Sunday, July 04, 2004
The Davy Crockett was developed to give U.S. Army units an effective nuclear capability against potentially larger units of Soviet armored forces. The Davy Crockett was designed in the late 1950's primarily for frontline use by the U.S. infantry in Europe against Soviet troop formations. The Davy Crockett, a recoilless launcher, was the third artillery piece deployed, those earlier being a l55mm piece designed to fire a nuclear round and a 280mm mobile piece, commonly called an "atomic cannon." Nuclear-capable ground artillery pieces were gradually replaced by increasingly accurate, nuclear carrying missiles and aircraft.

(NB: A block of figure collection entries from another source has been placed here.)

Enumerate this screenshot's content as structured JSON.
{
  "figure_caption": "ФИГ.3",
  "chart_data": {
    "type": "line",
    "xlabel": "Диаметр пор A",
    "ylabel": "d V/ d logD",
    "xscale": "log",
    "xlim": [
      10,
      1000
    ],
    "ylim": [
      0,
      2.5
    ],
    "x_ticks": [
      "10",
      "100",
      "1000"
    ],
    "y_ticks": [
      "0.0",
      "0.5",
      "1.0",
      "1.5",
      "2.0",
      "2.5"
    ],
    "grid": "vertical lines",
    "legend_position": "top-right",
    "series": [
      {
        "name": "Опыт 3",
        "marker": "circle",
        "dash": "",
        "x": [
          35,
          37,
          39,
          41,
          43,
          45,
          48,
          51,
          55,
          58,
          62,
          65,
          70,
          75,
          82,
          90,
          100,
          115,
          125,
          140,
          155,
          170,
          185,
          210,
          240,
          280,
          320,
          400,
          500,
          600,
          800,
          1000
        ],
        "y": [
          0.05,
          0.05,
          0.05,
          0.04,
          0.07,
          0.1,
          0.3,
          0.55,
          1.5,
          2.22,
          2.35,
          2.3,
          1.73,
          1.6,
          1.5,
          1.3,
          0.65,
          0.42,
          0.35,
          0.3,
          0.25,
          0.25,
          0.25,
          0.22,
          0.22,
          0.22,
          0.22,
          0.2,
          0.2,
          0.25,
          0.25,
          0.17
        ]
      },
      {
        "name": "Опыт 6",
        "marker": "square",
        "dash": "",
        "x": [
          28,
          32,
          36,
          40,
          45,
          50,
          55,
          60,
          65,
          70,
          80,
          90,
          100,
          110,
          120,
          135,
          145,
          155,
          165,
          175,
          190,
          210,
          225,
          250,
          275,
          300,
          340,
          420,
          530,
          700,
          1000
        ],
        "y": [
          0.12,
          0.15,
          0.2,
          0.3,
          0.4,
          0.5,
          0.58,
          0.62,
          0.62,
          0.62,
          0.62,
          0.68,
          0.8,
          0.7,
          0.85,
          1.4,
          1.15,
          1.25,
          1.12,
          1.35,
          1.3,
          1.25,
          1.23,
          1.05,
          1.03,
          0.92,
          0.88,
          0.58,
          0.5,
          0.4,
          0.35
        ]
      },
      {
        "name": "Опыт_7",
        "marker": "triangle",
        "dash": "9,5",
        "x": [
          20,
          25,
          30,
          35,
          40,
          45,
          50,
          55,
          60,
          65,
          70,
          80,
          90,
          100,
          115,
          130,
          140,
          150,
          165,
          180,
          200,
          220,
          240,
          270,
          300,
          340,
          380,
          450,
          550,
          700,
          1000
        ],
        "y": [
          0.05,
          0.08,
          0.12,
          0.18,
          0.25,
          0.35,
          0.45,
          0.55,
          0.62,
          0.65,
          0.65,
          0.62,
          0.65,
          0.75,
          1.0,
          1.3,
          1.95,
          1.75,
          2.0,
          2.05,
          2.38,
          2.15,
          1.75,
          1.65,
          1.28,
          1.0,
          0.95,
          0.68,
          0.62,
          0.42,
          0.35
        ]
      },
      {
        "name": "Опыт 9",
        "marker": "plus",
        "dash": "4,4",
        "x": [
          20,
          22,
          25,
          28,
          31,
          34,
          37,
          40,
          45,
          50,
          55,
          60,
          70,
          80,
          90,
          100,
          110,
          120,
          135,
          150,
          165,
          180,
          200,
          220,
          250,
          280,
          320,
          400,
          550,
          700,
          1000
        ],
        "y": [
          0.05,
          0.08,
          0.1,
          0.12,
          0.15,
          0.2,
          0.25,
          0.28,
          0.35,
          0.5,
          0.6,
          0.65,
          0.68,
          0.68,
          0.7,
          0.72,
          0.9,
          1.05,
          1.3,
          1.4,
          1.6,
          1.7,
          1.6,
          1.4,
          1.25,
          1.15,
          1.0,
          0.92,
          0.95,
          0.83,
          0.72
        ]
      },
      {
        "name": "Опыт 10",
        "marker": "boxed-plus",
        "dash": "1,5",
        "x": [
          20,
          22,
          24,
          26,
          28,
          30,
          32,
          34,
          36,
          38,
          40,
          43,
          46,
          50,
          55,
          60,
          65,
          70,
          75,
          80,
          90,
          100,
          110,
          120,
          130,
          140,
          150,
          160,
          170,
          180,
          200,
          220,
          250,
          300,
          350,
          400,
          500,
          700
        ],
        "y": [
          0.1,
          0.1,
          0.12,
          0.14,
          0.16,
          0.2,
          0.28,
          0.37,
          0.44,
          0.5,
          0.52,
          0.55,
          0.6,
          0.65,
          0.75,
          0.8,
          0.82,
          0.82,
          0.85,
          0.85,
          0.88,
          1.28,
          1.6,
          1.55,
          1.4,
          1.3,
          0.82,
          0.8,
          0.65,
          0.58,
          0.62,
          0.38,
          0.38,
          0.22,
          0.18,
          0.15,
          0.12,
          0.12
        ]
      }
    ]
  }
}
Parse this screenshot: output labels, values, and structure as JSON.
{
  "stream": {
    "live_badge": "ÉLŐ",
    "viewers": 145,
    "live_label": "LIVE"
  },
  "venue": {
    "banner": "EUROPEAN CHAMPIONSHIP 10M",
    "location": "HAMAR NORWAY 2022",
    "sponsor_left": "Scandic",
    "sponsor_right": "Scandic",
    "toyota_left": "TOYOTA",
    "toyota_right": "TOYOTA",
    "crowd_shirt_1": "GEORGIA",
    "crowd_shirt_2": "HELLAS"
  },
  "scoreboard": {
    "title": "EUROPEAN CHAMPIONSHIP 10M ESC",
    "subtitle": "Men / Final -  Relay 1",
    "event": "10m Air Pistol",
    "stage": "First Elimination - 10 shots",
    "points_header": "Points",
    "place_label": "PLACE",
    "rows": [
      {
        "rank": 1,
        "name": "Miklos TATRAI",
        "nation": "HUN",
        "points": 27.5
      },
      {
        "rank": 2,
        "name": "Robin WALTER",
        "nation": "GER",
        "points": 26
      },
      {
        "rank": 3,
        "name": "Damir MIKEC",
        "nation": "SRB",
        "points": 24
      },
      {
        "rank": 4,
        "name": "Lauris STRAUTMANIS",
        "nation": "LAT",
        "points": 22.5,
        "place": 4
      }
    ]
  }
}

The weapon system used a spin-stabilized, unguided rocket fired from a recoilless rifle. It's 51-pound nuclear warhead had an explosive yield of 0.18 kilotons (equivalent to 18 tons of TNT, with an added radiation effect). As a secondary design feature, the system could also fire a conventional high-explosive round for other use, such as an anti-tank weapon.
The Davy Crockett's warhead was launched from either a 120-millimeter (M-28) or 155-millimeter (M-29) recoilless rifle. The 155 millimeter version, which became the standard issue, had a maximum range of 2.49 miles and could be fired from either a ground tripod mount or from a specially designed jeep mount. The system was deployed with U.S. Army from 1961 to 1971, and over 2,100 were produced. [Source]
So, the U.S. had 2100 nukes that were, basically, infantry weapons. That's one hell of an RPG.